— Можете не пересчитывать, — презрительно сказал он. — Менахем- Мендл слово держит. Здесь ровно пять рублей двадцать копеек.
— Ба! — расплылся в мародерской улыбке Пармен Федотович. — За что ж такая неожиданная милость?
— Не будем тянуть за хвост Ентиного кота, которого у нее все равно нет, — Менахем-Мендл опытными прыткими движениями разложил монеты на три стопки: две одинаковых — побольше, и третью — чуть ли не вполовину меньше. Маленькую стопку он придвинул к Кувшинникову:
— Здесь рубль двадцать за профессиональную фамилию. Мне пышности не надо. Предки мои спокон веков были коганами, и я буду очень счастлив остаться Коганом.
— Ну что вы, реб! — подобострастно завибрировал Щур-Пацученя, споро выписывая документ, чтобы Менахем-Мендл не передумал. — С вашей честностью, с вашим умом вы б и орнаментальную фамилию с честью носили.
— Не все то золото, что блестит, — отрезал Менахем-Мендл.
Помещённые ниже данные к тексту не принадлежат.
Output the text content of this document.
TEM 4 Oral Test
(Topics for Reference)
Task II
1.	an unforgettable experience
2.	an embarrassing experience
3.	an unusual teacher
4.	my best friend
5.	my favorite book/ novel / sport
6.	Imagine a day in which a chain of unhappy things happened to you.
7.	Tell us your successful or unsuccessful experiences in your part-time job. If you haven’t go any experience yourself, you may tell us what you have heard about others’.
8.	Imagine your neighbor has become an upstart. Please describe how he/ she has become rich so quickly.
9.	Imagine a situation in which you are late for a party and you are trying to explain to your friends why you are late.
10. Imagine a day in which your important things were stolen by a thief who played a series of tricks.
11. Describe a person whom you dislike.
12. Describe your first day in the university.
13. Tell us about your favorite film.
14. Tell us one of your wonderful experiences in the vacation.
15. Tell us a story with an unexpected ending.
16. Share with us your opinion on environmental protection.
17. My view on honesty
Пармен Федотович впился взглядом в большие стопки, как цирюльник клещами в больной зуб — конем не оттянуть, и поинтересовался:
— А это подать за кого?
Реб кивком подозвал к себе мальчишек. Те неуклюже подошли и поклонились Кувшинникову.
— За них.
— Зачем? — отхлебнул глоток пейсаховки Кувшинников. — Мы же договорились, что сыновья будут носить твою фамилию.
— Это не сыновья, — пояснил Менахем-Мендл. — Это балбесы.
— Странно даже, что вы таких славных мальчиков прилюдно так оскорбительно ругаете, — вмешался пан Станислав.
— Кого я ругаю? — обиделся раввин. — Самые настоящие балбесы. Вот этот, который слева, — старший. Довидом зовут. А второй, что в носу ковыряется (Прекрати немедленно! Ты бы еще в субботу поковырялся, охламон!) — младший, Иссахар.
— Это понятно, что балбесы. А от нас вы чего хотите? Чтоб мы справку выдали, что они болваны?
— Почему вы их болванами обзываете? Они не болваны. Они очень умные мальчики. Довид уже всю Тору наизусть знает, а Иссахар. Если б вы слышали, как Иссахар псалмы поет! Чистый ангел.
— Реб, — расстегнул Щур-Пацученя ворот форменного доломана, словно ему не хватало воздуха. — Ты сам только что несколько раз назвали их болванами, а теперь обижаешься, что мы согласны с тобой?
— Когда я их болванами называл? — вскочил со стула Менахем-Мендл, позабыв про выдержку. — Не смейте говорить так! Они исключительные балбесы, великолепные балбесы! Любой тесть гордился бы такими балбесами!
— Так пусть тесть и гордится! Ты-то при чем? — привстал с кресла Кувшинников.
— А я и горжусь!
Кувшинников ойкнул и снова повалился на трон.
— Что? Ты хочешь сказать, что выдал их за своих дочерей?